Lieutenant Kennedy said they were only supposed to get six of them, but they'd all been crying out "America number one!" and "Japan bad, USA good!" And what with them clawing at each other to get up over the sides, there had to be nearly twenty on board already, and soon there'd be almost no room to move. Moose had spent all his time on cruisers before he got moved to the little mosquito boats after Midway, and he was sort of worried they might capsize at any minute, given how much extra weight they had to be carrying.

Chief Rollins was yelling at him to get the prisoners' hands tied up. Mr. Kennedy was yelling at Miss Lohrey that this was the dumbest fucking idea anyone ever had. Some dripping-wet Chinese guy was trying to hug Moose as he tried to cuff some Japanese guy who'd had all the fight shot out of him. And then someone else was calling out that the planes would be here any minute, and then one of the ships they'd torpedoed went up in this gigantic fucking bang that lit up the whole ocean and guys were screaming and crying and the next thing he knew there was a real long burst of machine-gun fire and then a long, long second of quiet, before someone said, "Holy shit."

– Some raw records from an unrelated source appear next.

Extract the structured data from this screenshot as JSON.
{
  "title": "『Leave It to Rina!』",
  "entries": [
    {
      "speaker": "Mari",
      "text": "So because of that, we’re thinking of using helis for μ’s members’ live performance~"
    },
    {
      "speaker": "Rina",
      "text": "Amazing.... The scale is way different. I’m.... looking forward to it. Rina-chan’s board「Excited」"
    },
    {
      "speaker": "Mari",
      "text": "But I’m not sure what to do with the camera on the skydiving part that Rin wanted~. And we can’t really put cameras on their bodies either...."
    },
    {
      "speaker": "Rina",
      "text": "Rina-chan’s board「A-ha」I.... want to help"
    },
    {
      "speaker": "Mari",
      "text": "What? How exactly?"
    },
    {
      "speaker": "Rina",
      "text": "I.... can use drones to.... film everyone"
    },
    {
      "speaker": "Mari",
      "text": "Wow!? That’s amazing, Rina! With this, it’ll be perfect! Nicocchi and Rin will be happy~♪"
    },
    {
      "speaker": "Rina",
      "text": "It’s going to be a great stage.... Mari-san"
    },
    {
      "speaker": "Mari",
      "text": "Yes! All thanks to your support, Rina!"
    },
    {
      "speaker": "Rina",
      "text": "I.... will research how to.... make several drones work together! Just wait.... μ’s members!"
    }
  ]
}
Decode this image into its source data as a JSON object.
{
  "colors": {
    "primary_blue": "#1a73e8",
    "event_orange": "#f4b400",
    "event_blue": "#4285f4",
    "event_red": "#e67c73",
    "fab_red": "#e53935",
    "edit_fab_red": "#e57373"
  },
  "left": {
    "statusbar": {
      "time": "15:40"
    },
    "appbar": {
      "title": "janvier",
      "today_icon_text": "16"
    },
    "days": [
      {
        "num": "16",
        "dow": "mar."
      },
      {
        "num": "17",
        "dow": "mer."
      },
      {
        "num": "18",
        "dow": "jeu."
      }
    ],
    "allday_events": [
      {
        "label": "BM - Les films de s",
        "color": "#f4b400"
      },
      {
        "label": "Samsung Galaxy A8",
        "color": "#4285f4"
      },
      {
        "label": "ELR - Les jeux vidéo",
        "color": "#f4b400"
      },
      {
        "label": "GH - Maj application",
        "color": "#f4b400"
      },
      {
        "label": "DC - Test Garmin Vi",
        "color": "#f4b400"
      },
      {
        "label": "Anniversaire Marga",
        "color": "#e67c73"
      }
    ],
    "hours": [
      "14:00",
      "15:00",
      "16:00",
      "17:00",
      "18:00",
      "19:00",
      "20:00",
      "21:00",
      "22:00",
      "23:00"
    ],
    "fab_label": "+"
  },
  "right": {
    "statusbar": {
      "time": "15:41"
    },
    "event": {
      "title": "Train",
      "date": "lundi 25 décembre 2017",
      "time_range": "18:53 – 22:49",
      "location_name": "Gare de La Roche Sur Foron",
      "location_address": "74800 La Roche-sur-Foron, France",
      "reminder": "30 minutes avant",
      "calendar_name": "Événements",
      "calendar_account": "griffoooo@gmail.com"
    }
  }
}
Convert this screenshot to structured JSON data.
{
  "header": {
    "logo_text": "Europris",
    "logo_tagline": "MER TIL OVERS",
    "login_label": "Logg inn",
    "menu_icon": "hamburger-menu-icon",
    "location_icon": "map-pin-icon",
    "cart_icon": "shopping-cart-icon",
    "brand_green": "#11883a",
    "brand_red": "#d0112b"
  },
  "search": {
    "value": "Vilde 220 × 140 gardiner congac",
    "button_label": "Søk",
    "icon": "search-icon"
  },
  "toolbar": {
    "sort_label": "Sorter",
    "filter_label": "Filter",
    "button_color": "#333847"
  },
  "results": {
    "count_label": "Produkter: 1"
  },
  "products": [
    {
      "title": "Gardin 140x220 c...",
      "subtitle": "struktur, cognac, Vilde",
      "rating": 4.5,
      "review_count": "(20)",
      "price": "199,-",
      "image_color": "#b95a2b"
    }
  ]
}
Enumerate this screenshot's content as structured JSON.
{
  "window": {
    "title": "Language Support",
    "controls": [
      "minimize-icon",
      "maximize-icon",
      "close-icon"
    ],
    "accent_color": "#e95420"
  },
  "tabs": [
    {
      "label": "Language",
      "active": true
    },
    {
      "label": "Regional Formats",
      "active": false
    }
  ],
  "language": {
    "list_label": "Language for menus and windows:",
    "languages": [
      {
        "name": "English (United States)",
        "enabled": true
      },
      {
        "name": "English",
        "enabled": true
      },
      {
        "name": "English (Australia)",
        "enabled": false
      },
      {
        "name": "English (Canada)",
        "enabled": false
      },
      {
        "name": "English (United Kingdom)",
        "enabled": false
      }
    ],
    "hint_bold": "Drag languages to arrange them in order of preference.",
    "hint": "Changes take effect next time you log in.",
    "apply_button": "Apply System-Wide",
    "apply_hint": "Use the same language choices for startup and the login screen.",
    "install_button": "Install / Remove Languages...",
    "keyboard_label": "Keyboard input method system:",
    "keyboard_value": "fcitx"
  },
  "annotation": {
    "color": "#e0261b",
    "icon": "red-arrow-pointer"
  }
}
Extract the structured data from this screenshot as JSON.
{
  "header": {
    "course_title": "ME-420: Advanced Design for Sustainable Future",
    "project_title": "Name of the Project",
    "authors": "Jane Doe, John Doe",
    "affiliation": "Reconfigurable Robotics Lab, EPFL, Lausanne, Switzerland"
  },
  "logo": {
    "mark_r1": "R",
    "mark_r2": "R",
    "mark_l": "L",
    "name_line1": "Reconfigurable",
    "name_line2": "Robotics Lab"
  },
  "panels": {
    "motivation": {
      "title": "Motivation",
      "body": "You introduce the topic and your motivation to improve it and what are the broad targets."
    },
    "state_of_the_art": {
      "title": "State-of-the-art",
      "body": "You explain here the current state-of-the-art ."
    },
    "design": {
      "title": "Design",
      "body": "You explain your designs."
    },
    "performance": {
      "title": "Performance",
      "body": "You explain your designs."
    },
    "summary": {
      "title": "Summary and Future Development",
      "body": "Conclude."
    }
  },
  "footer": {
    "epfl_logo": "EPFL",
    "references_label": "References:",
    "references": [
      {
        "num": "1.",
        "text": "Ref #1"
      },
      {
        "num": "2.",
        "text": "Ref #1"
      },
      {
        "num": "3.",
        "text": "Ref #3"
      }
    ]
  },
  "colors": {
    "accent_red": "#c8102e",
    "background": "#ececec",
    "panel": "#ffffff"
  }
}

And Moose looked over and saw Miss Lohrey standing at the edge of the boat with one arm in a sling. In the other, she had an old tommy gun, with a drum mag just like the ones his dad said Capone's men used to have, and goddamn if she hadn't just emptied the whole fucking thing over the edge of the boat and into the guys swimming below. Well, maybe she hadn't. Maybe she'd shot it into the air or something. But then maybe not, because the Chinese were swimming away from the boat now, 'cept for a whole bunch of bodies that just bobbed up and down on the water leaking blood everywhere in the warm orange light of the oil fires.